Underpaid and Unprotected: How the COVID-19 Crisis is Highlighting the Injustices Faced by America’s Food Workers

Three weeks ago, a striking image depicting dozens of delivery drivers crowding the sidewalk outside of the high-end New York City Italian eatery Carbone made its way around the internet. Ordering $69 veal parmesan may seem like the logical thing to do for wealthy homebound Manhattan residents on a Friday night, yet the image represents a much more striking reality: the Coronavirus is not the “great equalizer” many have claimed it to be. Food chain workers, from delivery drivers to fieldworkers, take on a greater risk of exposure than most of us to keep the food system running and provide us with the life-sustaining food we need while sheltering in place. We must ensure adequate protections and compensation for those that continue to expose themselves for the greater good.

We recently spoke with the Food Chain Workers Alliance, a coalition of food-worker organizations representing close to 400,000 packers, harvesters and restaurant workers, among others working to move food from field to table. Christina Spach, a national organizer, tells us that fast-food chains, grocery stores and processing plants have been slow to implement safety measures for their employees. Many employers have yet to provide paid sick days or even basic safety information. The problem, she explains, is that there are no enforceable standards that employers must follow when it comes to protective measures against COVID-19, so companies can essentially do nothing and still say they are following CDC guidelines. In the past few weeks, hundreds of workers from fast-food chains across California have gone on strike to demand masks, gloves and hazard pay. McDonald’s has recently responded to their employees’ demands by offering themed morale-boosting activities rather than increasing safety measures.

Restaurant workers were among the hardest hit by the COVID-19 crisis, with massive layoffs leading to mass unemployment and food insecurity. The industry estimates job losses anywhere from 5 to 7 million. For undocumented workers, benefits such as unemployment are unavailable.

Farm workers are often overlooked as being at risk for exposure to the Coronavirus as the crisis is usually associated with metropolitan areas. Yet the risk of exposure still exists and rural medical facilities have a much smaller capacity than those in cities. Greg Asbed is one of the founders of the Coalition of Immokalee Workers, a farmworker-driven social responsibility organization.
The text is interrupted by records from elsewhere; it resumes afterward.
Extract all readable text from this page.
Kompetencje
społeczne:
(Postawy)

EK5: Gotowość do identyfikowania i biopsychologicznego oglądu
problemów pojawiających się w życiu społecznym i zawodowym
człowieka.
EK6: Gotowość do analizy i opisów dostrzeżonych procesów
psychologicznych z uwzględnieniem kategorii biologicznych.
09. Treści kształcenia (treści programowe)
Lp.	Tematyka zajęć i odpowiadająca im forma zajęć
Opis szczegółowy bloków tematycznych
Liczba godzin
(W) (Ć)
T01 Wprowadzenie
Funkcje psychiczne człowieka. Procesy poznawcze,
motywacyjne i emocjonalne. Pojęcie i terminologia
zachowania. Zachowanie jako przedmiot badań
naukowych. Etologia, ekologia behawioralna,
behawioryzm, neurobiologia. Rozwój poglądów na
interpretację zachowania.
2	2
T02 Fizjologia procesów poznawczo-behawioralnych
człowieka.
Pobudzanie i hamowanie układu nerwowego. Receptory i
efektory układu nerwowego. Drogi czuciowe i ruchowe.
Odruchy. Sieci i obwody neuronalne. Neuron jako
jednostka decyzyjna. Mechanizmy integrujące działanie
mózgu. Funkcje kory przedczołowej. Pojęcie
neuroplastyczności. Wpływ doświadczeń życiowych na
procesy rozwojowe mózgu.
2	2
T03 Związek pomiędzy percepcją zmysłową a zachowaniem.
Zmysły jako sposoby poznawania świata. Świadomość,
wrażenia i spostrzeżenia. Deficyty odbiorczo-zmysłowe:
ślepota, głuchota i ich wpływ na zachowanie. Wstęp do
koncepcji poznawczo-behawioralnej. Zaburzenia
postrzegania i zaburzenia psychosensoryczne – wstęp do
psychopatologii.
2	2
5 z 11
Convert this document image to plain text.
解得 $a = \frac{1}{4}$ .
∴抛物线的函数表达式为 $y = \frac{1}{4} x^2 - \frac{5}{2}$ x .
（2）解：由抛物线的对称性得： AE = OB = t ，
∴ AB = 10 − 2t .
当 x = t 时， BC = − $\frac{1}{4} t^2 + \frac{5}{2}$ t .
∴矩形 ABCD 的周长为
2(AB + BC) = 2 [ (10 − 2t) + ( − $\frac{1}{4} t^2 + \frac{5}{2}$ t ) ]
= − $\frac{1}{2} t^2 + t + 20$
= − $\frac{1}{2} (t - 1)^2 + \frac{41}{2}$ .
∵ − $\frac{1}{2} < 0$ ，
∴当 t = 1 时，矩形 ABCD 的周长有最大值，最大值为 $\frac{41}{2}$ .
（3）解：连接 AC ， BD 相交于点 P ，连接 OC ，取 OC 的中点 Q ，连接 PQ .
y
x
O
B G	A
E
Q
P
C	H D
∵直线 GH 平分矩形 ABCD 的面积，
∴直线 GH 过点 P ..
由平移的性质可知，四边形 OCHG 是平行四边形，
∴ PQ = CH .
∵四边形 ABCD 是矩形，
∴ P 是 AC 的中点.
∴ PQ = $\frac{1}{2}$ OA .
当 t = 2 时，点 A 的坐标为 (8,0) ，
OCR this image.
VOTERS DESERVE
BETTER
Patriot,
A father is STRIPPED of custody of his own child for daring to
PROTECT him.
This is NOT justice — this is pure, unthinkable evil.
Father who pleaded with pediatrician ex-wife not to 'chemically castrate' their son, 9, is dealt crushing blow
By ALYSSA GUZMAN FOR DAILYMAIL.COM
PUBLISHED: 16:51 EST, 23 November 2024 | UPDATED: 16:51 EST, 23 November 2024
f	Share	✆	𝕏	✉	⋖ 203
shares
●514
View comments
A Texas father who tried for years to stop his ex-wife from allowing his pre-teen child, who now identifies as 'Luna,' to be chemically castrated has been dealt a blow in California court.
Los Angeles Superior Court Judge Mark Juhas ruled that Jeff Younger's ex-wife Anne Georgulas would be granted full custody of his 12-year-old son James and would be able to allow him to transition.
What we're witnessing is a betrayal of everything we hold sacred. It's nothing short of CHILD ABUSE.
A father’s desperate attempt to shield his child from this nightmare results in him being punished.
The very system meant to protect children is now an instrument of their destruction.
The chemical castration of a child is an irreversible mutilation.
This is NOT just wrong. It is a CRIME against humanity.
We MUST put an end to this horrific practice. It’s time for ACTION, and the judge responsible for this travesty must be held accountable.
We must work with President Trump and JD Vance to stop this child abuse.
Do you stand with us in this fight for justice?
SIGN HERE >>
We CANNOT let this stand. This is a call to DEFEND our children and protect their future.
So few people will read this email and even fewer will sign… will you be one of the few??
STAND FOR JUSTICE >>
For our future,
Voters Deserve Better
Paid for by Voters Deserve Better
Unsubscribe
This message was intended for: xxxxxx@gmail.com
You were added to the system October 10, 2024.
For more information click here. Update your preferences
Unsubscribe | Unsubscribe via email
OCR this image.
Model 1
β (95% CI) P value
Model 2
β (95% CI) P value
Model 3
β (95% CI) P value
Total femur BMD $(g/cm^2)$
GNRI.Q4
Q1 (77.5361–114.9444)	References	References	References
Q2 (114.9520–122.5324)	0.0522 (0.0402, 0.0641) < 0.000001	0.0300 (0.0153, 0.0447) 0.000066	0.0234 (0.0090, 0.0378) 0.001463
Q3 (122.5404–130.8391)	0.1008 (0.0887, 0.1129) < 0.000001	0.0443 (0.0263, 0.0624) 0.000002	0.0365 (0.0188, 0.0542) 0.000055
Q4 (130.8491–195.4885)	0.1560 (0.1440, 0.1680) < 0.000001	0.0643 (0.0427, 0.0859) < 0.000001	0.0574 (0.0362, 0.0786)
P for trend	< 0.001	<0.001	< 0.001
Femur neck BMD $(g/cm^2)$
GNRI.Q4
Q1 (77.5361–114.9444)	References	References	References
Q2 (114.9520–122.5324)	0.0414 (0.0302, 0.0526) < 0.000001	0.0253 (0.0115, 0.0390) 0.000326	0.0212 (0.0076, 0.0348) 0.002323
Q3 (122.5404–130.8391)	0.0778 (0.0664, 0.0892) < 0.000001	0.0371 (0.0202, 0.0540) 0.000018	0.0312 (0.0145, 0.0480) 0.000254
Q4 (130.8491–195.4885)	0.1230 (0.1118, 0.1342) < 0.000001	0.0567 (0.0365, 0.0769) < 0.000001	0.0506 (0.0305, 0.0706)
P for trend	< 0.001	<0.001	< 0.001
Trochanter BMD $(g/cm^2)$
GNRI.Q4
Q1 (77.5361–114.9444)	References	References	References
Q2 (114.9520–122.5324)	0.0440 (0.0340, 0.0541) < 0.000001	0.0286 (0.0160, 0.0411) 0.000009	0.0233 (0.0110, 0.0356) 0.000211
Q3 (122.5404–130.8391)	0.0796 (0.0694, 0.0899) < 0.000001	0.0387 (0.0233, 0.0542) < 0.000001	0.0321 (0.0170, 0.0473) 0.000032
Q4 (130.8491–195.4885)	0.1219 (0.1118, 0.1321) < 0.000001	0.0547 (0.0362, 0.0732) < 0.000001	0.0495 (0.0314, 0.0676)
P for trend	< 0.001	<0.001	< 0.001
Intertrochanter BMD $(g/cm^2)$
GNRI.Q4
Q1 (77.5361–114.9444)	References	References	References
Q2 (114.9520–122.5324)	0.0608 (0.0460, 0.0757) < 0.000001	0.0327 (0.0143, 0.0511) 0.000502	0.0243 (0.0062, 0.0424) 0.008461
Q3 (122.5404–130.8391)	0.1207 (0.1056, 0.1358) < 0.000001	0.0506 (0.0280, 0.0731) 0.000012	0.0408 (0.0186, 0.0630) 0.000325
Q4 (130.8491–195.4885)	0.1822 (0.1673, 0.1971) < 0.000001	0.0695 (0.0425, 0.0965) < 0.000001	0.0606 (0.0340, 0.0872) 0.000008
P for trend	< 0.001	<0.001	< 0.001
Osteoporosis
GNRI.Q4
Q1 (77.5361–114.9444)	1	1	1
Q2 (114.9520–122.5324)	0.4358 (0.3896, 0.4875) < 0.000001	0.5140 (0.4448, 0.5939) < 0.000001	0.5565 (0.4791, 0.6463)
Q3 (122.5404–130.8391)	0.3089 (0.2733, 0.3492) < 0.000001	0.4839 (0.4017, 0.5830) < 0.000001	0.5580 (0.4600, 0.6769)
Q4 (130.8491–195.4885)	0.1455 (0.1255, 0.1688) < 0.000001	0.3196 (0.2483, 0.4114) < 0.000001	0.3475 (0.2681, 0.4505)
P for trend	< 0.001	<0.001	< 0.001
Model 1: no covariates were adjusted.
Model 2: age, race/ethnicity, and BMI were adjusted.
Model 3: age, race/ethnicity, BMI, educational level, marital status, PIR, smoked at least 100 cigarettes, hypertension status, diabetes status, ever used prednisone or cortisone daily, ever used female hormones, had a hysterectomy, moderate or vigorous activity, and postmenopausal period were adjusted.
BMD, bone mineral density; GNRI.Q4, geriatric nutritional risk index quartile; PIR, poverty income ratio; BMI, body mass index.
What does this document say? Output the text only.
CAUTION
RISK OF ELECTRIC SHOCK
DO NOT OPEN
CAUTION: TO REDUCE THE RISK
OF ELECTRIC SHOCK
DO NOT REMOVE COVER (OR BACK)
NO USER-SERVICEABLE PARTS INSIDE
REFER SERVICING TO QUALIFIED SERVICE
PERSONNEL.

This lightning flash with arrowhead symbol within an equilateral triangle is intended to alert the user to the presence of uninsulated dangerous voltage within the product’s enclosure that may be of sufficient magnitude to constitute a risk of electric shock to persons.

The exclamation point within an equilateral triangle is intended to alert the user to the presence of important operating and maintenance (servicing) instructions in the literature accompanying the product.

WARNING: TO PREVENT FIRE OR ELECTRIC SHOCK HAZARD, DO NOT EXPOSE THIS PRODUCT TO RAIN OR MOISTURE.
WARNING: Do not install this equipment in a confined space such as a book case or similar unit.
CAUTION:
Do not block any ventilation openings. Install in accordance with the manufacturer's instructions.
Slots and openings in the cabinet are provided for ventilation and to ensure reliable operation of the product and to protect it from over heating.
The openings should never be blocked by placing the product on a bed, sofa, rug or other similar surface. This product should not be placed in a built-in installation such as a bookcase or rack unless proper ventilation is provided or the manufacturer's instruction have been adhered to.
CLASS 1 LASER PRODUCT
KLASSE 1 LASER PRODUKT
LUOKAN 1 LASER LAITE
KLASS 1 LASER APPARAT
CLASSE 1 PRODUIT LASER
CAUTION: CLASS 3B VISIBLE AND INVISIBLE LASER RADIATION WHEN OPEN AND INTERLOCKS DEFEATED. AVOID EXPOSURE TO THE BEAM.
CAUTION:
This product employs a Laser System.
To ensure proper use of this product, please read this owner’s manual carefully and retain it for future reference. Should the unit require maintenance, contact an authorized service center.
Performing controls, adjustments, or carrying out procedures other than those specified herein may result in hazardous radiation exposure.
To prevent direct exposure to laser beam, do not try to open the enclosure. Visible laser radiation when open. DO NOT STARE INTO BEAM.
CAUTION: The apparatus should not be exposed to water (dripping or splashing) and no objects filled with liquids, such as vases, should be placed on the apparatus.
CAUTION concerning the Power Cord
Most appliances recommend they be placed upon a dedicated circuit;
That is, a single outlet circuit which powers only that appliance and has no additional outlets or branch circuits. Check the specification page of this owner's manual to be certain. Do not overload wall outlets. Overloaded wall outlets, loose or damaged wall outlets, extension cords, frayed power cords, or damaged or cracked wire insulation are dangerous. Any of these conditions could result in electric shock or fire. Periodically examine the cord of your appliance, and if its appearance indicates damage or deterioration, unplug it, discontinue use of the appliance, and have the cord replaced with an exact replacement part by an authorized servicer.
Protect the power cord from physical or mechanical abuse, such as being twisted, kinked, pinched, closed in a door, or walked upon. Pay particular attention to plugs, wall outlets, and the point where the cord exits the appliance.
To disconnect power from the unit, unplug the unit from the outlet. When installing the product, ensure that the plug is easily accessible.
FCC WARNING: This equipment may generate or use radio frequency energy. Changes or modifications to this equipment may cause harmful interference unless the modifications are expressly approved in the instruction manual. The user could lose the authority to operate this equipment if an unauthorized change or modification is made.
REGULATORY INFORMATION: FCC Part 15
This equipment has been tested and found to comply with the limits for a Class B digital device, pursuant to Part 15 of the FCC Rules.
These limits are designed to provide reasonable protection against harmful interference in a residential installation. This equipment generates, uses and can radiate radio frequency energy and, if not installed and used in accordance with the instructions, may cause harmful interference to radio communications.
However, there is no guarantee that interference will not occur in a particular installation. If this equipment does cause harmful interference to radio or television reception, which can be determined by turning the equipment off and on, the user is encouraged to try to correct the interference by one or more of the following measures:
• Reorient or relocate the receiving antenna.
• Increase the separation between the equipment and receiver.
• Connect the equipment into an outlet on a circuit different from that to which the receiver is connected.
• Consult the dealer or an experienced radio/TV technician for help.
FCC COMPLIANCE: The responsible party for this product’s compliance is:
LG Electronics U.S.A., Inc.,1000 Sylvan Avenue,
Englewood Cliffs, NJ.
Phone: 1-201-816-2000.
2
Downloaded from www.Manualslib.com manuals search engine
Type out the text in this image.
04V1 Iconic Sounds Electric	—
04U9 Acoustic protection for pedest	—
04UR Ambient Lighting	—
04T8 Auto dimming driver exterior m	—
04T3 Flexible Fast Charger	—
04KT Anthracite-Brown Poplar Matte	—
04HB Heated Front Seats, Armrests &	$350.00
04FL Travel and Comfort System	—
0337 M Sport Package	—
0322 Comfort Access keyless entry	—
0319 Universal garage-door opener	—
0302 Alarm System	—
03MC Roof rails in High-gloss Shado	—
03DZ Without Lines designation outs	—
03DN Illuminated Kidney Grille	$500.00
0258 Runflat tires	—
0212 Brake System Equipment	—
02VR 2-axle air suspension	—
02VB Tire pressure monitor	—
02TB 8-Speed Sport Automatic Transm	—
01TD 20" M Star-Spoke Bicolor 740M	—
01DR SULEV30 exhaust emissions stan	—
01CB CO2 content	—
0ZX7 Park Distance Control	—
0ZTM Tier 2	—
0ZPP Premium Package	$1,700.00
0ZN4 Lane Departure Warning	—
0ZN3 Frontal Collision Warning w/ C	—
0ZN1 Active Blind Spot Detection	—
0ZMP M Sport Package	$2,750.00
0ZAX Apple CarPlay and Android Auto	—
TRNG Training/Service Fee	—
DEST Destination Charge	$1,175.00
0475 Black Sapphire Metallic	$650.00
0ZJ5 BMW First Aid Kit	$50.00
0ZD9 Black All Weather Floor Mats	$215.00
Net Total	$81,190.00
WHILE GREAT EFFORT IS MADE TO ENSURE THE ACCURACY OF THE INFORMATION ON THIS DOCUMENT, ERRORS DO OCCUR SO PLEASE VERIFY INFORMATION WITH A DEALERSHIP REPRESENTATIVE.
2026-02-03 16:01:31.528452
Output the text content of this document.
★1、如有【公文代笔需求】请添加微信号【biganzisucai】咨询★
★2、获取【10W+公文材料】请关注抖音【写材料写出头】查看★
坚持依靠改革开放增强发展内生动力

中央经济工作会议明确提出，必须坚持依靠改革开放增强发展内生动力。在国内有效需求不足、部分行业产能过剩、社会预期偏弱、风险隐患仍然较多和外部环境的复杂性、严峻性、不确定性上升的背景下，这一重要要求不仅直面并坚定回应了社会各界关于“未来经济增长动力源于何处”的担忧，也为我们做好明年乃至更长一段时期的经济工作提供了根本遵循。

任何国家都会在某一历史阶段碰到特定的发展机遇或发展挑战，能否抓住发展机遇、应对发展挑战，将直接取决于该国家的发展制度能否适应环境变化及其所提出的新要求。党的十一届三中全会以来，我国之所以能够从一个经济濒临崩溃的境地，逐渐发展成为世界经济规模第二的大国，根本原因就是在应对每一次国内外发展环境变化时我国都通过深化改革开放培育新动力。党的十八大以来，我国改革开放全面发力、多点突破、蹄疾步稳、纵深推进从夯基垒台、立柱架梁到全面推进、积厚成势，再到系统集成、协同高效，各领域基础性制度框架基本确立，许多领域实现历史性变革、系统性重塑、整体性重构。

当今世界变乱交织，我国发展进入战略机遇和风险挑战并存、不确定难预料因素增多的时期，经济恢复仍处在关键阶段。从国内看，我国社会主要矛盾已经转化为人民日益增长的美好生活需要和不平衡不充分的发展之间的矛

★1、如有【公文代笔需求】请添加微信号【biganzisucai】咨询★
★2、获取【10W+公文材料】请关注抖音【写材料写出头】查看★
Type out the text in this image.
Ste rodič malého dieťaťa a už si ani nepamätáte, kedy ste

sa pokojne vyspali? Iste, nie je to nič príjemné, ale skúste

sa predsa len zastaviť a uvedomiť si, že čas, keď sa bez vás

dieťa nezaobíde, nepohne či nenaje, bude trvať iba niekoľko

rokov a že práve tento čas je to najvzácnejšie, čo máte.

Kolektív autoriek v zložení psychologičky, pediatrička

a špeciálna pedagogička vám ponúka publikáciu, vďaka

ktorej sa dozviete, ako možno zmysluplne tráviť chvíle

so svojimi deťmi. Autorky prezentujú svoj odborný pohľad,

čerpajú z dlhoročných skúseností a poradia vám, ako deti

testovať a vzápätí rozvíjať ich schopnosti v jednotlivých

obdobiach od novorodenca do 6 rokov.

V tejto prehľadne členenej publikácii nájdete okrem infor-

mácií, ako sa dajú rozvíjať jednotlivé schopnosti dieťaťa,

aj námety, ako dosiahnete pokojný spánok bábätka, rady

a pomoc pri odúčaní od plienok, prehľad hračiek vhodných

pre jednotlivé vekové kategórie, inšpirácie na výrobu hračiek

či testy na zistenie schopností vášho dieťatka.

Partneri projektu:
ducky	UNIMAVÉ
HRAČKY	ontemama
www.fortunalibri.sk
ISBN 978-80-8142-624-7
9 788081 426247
In a recent New York Times article, Asbed argues that America’s 2.5 million farmworkers are one of the highest risk groups for becoming sick from the coronavirus. Farmworkers often live together in cramped conditions, rely on shared transportation and work in close proximity to one another. “Their dilemma is painfully simple: The two most promising measures for protecting ourselves from the virus and preventing its spread — social distancing and self-isolation — are effectively impossible in farmworker communities,” explained Asbed.

“As of March 30, 77% of workers are reporting that nothing has really changed,” Armando Elenes, the secretary treasurer of United Farm Workers, the nation’s largest farmworker union, told Quartz. With no additional safety measures, COVID-19 is likely to spread rampantly among farmworker communities. Rather than compensating them for the additional risk they take on during this time, the White House is seeking to lower farmworker pay in response to demands from the agricultural lobby as a measure to keep farms fiscally viable.

Workers along the food chain are increasingly being viewed as expendable by their employers. They lack negotiating power as employers are able to easily hire new workers, especially in light of recent waves of unemployment. The COVID-19 crisis is only amplifying already underlying issues in our food system. Why is it disproportionately people of color that work lower paying food industry jobs? Why do some communities have more abundant access to food than others?

“A lot of the infrastructures that allow for this kind of exploitation are pre-existing. We’re trying to raise the analysis to say: the reason this is happening is because food workers have always been treated as expendable,” says Suzanne Adely, co-director of the Food Chain Workers Alliance. In order to address these inequalities, policies must be put in place that ensure workers’ rights and safety are protected. The Food Chain Workers Alliance has recently outlined three immediate policy priorities: safety measures and information, hazard pay or premium pay, and protection for undocumented workers and people who work in the informal economy.

In addition to ensuring food chain workers’ rights and protections, we must find distribution methods that prioritize local food economies and food sovereignty. If we can further connect local farmers directly to their surrounding communities and move away from the corporate distribution structures that keep those producing, handling and delivering our food disempowered, perhaps we can build a just food system that values, protects and champions its essential workers.